During the 1980s a TV series captivated the public thanks to its particular protagonist: a black car that could talk and do incredible things. It was about Knight Rider, which in Argentina was known as The fantastic car.
The vehicle in question was called PUTTY and it was a creation of the corporation Knight Industries Two Thousand, hence its name. Your driver was Michael Knight, a former cop played by David Hasselhoff.
Knight, as indicated at the beginning of each chapter, was "A lonely young man embarked on a crusade to save the cause of the innocent, the defenseless and the weak in a world of criminals who operate outside the law."
Thanks to the magic of television, KITT spoke, handled himself and interacted with Michael thanks to a central computer with what we would now call AI (Artificial Intelligence).
It had 1.000 megabytes of memory and an access time of one nanosecond, that is to say like any current Smarthpone ... In addition, it had Turbo Boost to jump over obstacles and Ski mode to lean on two wheels.
KITT was a Pontiac trans am firebird, a model that was very popular in the United States at that time. Precisely the commercial success of that vehicle was a big problem for the producers of the series since it was difficult for them to get the necessary number of units to adapt them to the demands of the plot.
One of the characteristics of the black car was its front, equipped with flashing red lights that at that time transmitted to the audience a certain sensation of technological advancement.

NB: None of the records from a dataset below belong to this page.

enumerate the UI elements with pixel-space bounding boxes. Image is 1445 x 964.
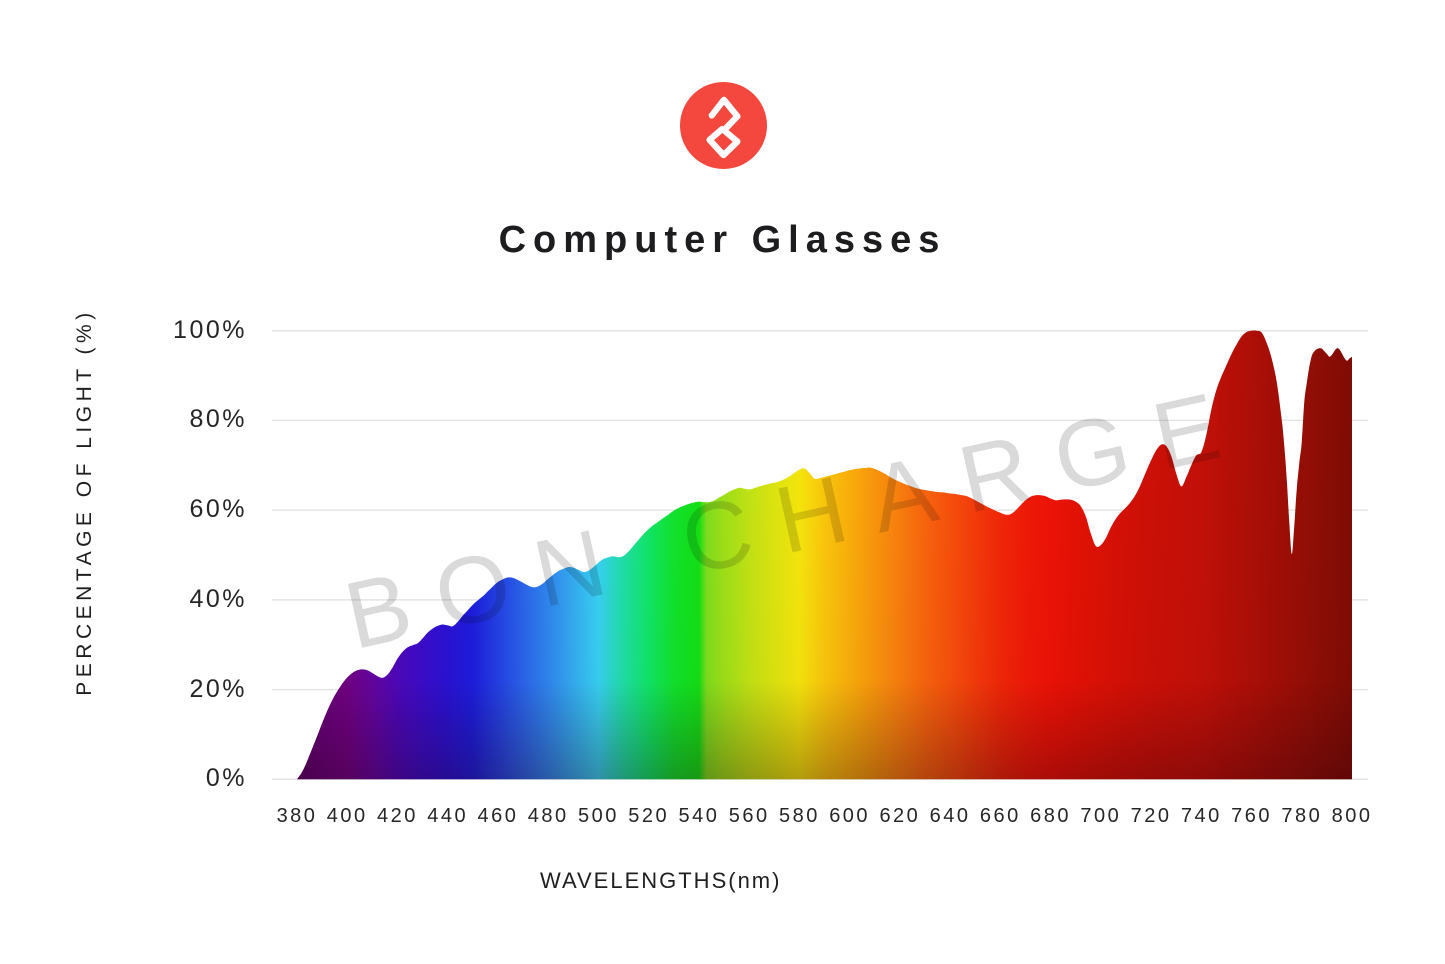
y-tick-label: 60% [189, 495, 247, 524]
x-tick-label: 800 [1331, 805, 1373, 827]
x-tick-label: 420 [377, 805, 418, 827]
x-tick-label: 380 [276, 805, 318, 827]
y-tick-label: 20% [189, 674, 247, 703]
x-tick-label: 520 [628, 805, 670, 827]
x-tick-label: 700 [1080, 805, 1122, 827]
x-tick-label: 780 [1281, 805, 1323, 827]
y-axis-title: PERCENTAGE OF LIGHT (%) [73, 308, 96, 696]
x-tick-label: 680 [1030, 805, 1072, 827]
x-tick-label: 560 [728, 805, 770, 827]
plot-area [272, 329, 1368, 781]
x-tick-label: 760 [1231, 805, 1272, 827]
spectrum-bottom-shade [297, 330, 1352, 780]
logo-eight-glyph [706, 96, 741, 159]
brand-logo [680, 82, 767, 169]
y-tick-label: 80% [189, 405, 247, 434]
x-tick-label: 400 [326, 805, 368, 827]
y-tick-label: 0% [205, 764, 247, 793]
y-tick-label: 40% [189, 584, 247, 613]
x-tick-label: 640 [929, 805, 971, 827]
x-tick-label: 600 [829, 805, 871, 827]
y-tick-label: 100% [173, 315, 247, 344]
page-title: Computer Glasses [498, 219, 947, 262]
x-tick-label: 660 [979, 805, 1021, 827]
x-tick-label: 540 [678, 805, 720, 827]
x-tick-label: 720 [1130, 805, 1172, 827]
bon-charge-logo-icon [680, 82, 767, 169]
x-tick-label: 740 [1180, 805, 1222, 827]
x-tick-label: 480 [527, 805, 569, 827]
x-tick-label: 580 [778, 805, 820, 827]
logo-circle [680, 82, 767, 169]
x-tick-label: 500 [578, 805, 619, 827]
x-axis-title: WAVELENGTHS(nm) [540, 868, 782, 893]
x-tick-label: 440 [427, 805, 469, 827]
x-tick-label: 460 [477, 805, 519, 827]
x-tick-label: 620 [879, 805, 921, 827]
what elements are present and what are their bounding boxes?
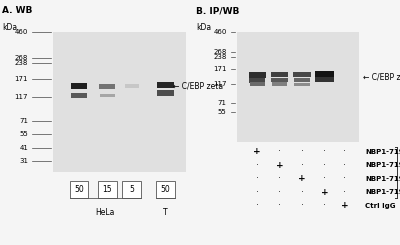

In addition, it had an interior packed with digital gauges and a steering wheel. Gullwing with two handles that started from the center in a horizontal position. Knight could communicate with him instantly with the phrase "KITT, I need you" using your watch, something that today is also possible to do ...
The Knight Rider series was originally broadcast on the network NBC and ran for four seasons between 1982 and 1986. For the 90 episodes issued were used more than 20 Pontiac Trans Am for different scenes, such as those with only Hasselhoff, those of jumps and skids in which lightened units with fiberglass body were used and others with controls hidden behind the rear seat for the shots in which the car was driven only.
The popularity of KITT lasted over time and is still fondly remembered today thanks to those fictional technologies that at that time seemed incredible and are now a reality.